Después de cuatro obras (en 35 años) dónde la historia y los personajes quedaban empequeñecidos por el entorno y el paisaje, Malick aborda sin ambages la dualidad de la vida humana. Su futilidad, por un lado, en el contexto universal. Su inmensa riqueza en sentimientos y sensaciones en el día a día, por otro lado. Como en un inmenso sueño, el director nos lleva de la mano mostrándonos un desconcertado Jack O’Brian, adulto (Sean Penn), atormentado por el recuerdo de la pérdida de su hermano años atrás. El zigzagueante, abstracto, camino, repleto de sugerentes imágenes de la naturaleza (desiertos, olas enfocadas desde la profundidad del mar, erupciones solares), nos llevará por los rincones del Universo y también por los rincones del alma de Jack: recuerdos de infancia, sensaciones de dolor, imágenes de felicidad, de libertad, de rabia, de amor…  La familia O’Brian, padre adusto y agresivo con sus retoños, madre ingenua y cariñosa, y tres hijos, son el pretexto idóneo para mostrar, desgranar en un caleidoscopio visual, una historia que es la Historia. Una Historia que tal vez no existe si valoramos, según una tesis un tanto confusa y difusa, que principio y fin, realidad (¿?) y  Eternidad, son lo mismo. Malick elabora una vistosa y aparatosa construcción en cuyo interior esconde, como una perla,  una pequeña historia familiar repleta de ternura y de dolor, de cariño y de incomprensión, de miedos y aprendizaje. Una historia de ciudadanos del mundo que se mueven con sus ilusiones y sus rutinas ajenos a las órbitas planetarias y al infinito caos cósmico, una auténtica joya narrativa con ecos suavizados de la dura anécdota que constituían sus Malas Tierras (Badlands, 1974), aquel prometedor debut que fue, aun en su singularidad, la cinta más convencional de su autor. Una joya que, sin embargo, no engarza adecuadamente con el conjunto de la cinta en un forzado intento de prolongar la presencia de los personajes en un tiempo más contemporáneo al nuestro. Tal vez el problema que desequilibra este árbol sea un exceso de ramificaciones pero tal vez radica en el interés del director por demostrar una tesis, llenando la pantalla con demasiadas hojas que no permiten ver el bosque.

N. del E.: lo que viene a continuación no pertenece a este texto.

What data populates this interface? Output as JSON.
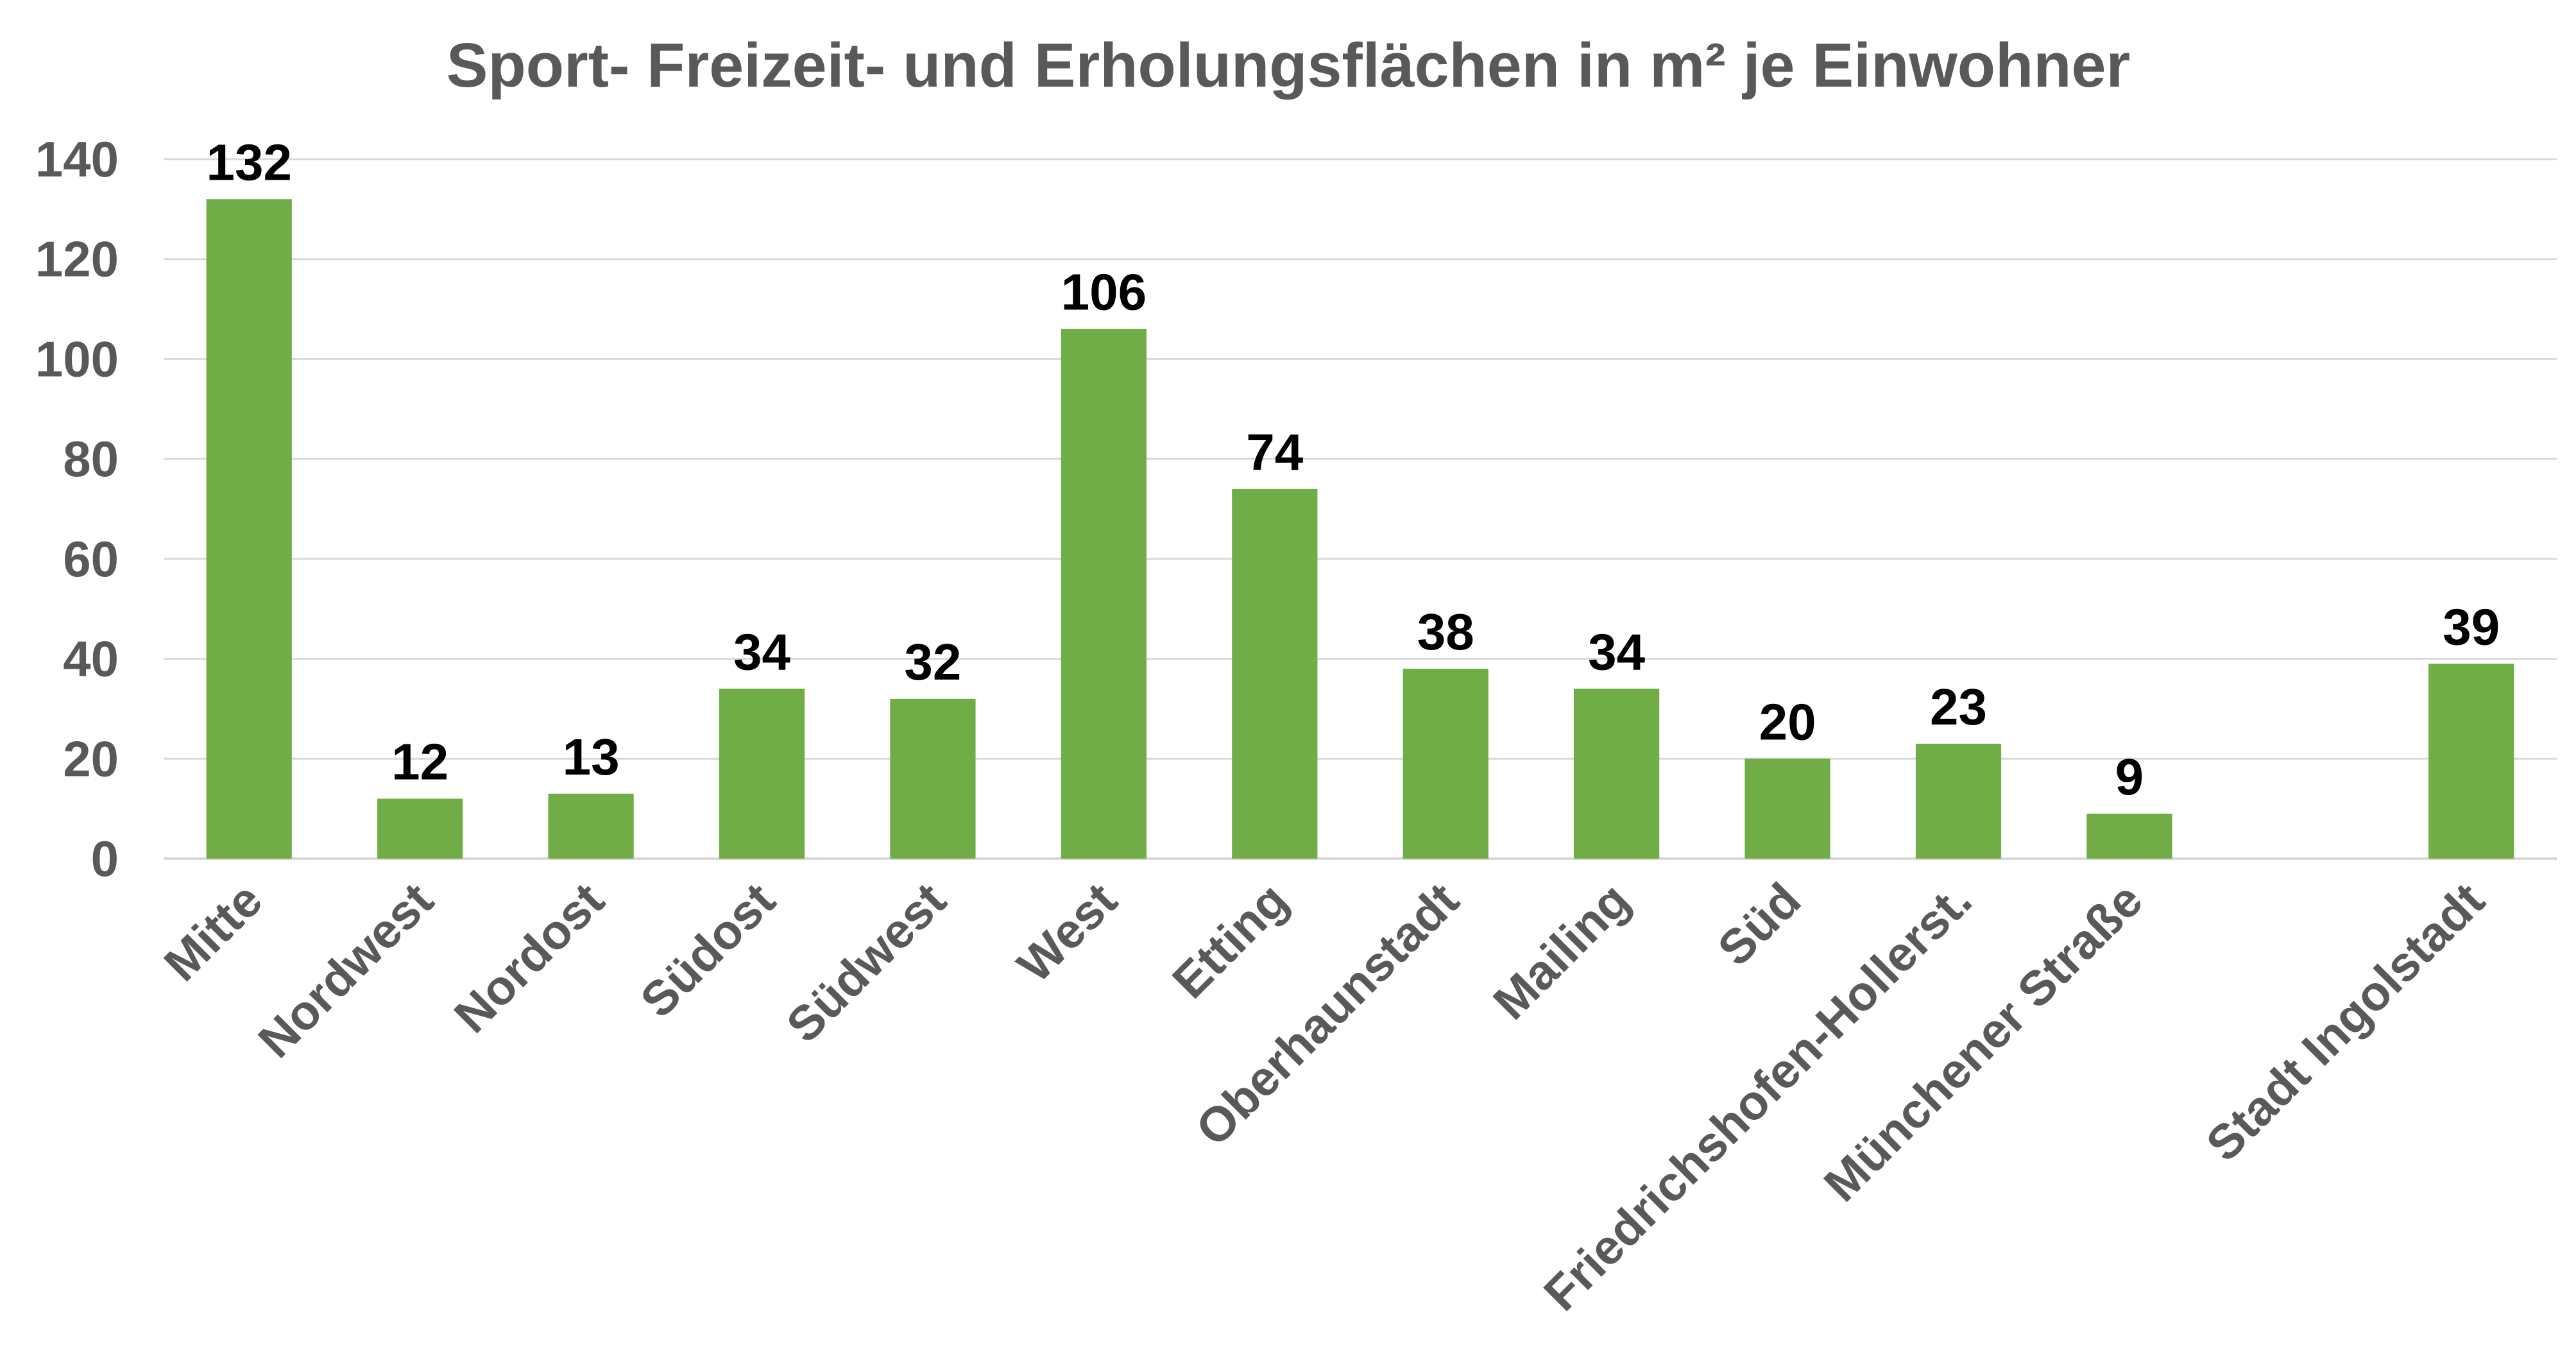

 En toda su filmografía, y de modo incremental, Malick ha exhibido una suerte de panteísmo, una admiración por una Naturaleza que va más allá de todos nosotros. En El árbol de la vida, no obstante, el director tejano opone lo Humano, la Naturaleza, a la Fe, lo Místico, la Gracia. Allá dónde Kubrick triunfaba en el envite enfrentando la Ciencia y la Eternidad, la Humanidad y el Misterio, en 2001: una odisea del espacio (2001: A space Odissey 1968), Terrence Malick acaba atascándose. Posiblemente porque el neoyorquino evitó dar respuestas en tanto que el tejano acaba cayendo en la tentación de darlas. El resultado final nos acaba llevando a un misticismo new age. Vano intento que confunde inútilmente al espectador y que obliga al director a un tramo con secuencias dignas de anuncio de compañías de gas o de aseguradoras. Una situación que malogra todo lo conseguido en las dos horas previas en las que la cotidianeidad de nuestro entorno más próximo emociona más que la búsqueda de lo extraordinario y dónde el off visual resultaba más sugerente, más cinematográficamente sabio y sobrio que la exhibición de bellas imágenes que desbordan la pantalla y la retina del espectador. Deberíamos remitirnos a Le quattro volte (M. Framartino, 2010), una película demasiado ignorada, mucho menos mediática,  un tanto feísta y alejada de la belleza de El Arbol de la Vida, una obra que consigue con sencillez, con planificación elaborada y un sabio uso de la elipsis y el off visual, vincular hombre y Naturaleza y permitir una modesta pero muy lúcida reflexión, del ciclo de la vida.  Tal vez Terrence Malick, a diferencia del director italiano,  haya errado en las medidas de su árbol y haya elaborado una cinta de dimensiones demasiado grandes, como es su tradición, para la contemplación humana. O, tal vez, como sucediera con Kubrick,  se ha adelantado a su tiempo y debamos revisar El árbol de la vida en una década.